Der Bundeszuschuss von derzeit ca. 14 Milliarden € für die GKV muss zur gesetzlichen "Mitfinanzierung gesamtgesellschaftlicher Aufgaben", erhöht werden. Er bildet völlig unzureichend den Sozialausgleich bei GKV-Beitragsfreiheit für bis 18-Jährige und nichtarbeitende Ehepartner, geringfügige GKV-Beiträge bei prekären Arbeitsverhältnissen, Minijobs, geringen Renten und ALG I+II-Beziehern ab. Er gleicht Befreiungen von Praxis- und Verordnungsgebühren bzw. Zuzahlungen nicht angemessen aus. Die GKV, und damit auch wir Vertragsärztinnen und -ärzte als Leistungserbringer, bedienen zusätzlich die medizinische Versorgung sämtlicher Krankheits- und Unfallfolgen von Alkoholkonsum, Rauchen und Personenverkehr, ohne dass es von dem damit verbundenen gigantischen Steueraufkommen auch nur ansatzweise Rekompensation gibt.

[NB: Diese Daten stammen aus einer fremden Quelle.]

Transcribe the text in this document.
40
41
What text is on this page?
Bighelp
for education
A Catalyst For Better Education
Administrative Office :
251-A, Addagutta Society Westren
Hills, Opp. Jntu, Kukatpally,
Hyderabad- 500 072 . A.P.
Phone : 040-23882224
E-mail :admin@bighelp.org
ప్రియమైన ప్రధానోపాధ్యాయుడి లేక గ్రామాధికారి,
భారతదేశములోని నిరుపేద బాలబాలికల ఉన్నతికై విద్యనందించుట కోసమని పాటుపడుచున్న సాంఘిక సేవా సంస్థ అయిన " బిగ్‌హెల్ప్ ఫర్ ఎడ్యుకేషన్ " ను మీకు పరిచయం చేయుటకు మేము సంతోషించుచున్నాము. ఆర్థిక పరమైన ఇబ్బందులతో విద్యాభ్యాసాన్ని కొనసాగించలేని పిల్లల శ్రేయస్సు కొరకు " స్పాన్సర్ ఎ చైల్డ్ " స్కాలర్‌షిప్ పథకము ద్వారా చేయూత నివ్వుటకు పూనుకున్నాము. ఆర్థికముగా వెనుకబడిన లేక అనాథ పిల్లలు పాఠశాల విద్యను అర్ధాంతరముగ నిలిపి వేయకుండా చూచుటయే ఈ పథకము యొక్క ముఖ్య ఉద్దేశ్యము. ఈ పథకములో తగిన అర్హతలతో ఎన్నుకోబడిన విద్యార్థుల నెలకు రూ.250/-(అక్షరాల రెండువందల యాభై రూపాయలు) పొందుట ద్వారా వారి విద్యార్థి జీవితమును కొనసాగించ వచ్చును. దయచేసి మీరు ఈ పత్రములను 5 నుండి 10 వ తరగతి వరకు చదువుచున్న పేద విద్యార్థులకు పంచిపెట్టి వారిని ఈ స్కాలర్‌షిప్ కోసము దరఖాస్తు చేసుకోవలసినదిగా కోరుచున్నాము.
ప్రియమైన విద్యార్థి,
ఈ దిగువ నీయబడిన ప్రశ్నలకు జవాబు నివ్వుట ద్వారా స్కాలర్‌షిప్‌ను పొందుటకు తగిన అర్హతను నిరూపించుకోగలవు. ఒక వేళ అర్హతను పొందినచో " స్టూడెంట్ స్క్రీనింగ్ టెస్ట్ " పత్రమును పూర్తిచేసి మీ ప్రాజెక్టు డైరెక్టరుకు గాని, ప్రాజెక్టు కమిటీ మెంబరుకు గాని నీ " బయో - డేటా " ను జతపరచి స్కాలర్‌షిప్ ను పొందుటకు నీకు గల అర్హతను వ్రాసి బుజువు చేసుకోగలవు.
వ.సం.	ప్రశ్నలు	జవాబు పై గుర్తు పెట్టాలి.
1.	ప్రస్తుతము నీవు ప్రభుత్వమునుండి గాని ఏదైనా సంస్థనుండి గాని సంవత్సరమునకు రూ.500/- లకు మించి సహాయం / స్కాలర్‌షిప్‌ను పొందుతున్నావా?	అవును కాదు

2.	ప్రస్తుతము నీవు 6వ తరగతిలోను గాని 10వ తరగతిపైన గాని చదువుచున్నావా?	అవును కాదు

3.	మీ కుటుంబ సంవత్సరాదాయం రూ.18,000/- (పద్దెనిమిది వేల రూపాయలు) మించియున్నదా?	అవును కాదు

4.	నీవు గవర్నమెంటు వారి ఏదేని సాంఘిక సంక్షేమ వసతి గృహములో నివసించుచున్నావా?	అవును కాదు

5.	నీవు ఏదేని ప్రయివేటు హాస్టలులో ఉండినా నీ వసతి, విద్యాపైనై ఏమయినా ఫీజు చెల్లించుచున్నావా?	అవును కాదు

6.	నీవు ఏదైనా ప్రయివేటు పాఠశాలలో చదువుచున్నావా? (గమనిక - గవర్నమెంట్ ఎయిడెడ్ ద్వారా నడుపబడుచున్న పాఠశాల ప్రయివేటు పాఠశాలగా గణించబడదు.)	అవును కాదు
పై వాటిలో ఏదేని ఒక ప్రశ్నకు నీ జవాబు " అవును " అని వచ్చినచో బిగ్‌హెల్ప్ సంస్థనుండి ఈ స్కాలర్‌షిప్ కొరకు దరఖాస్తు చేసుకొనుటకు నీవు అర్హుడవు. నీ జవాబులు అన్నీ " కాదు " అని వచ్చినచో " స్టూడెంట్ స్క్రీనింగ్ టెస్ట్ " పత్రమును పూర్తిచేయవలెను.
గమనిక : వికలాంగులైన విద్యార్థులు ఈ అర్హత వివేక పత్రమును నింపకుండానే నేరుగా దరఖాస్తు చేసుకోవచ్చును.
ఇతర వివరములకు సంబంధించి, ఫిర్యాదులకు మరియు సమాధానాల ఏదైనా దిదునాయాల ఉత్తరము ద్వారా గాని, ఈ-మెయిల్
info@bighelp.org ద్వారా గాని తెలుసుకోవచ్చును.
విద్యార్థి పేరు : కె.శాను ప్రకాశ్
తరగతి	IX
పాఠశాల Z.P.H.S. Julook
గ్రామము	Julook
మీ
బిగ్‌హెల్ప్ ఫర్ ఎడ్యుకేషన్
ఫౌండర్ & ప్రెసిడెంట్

Die Private Krankenversicherung (PKV) spreche ich hier nicht an. Sie betrifft nur 10 % der Bevölkerung, verärgert mit ihrem Geschäftsgebaren zunehmend selbst liberalkonservative Meinungsbildner in CDU/CSU/FDP und zugleich ihre Versicherten durch exorbitante Prämiensteigerungen bei zunehmend rigider Leistungseinschränkung und –verweigerung bzw. rücksichtslosen Kürzungen von Arztrechnungen.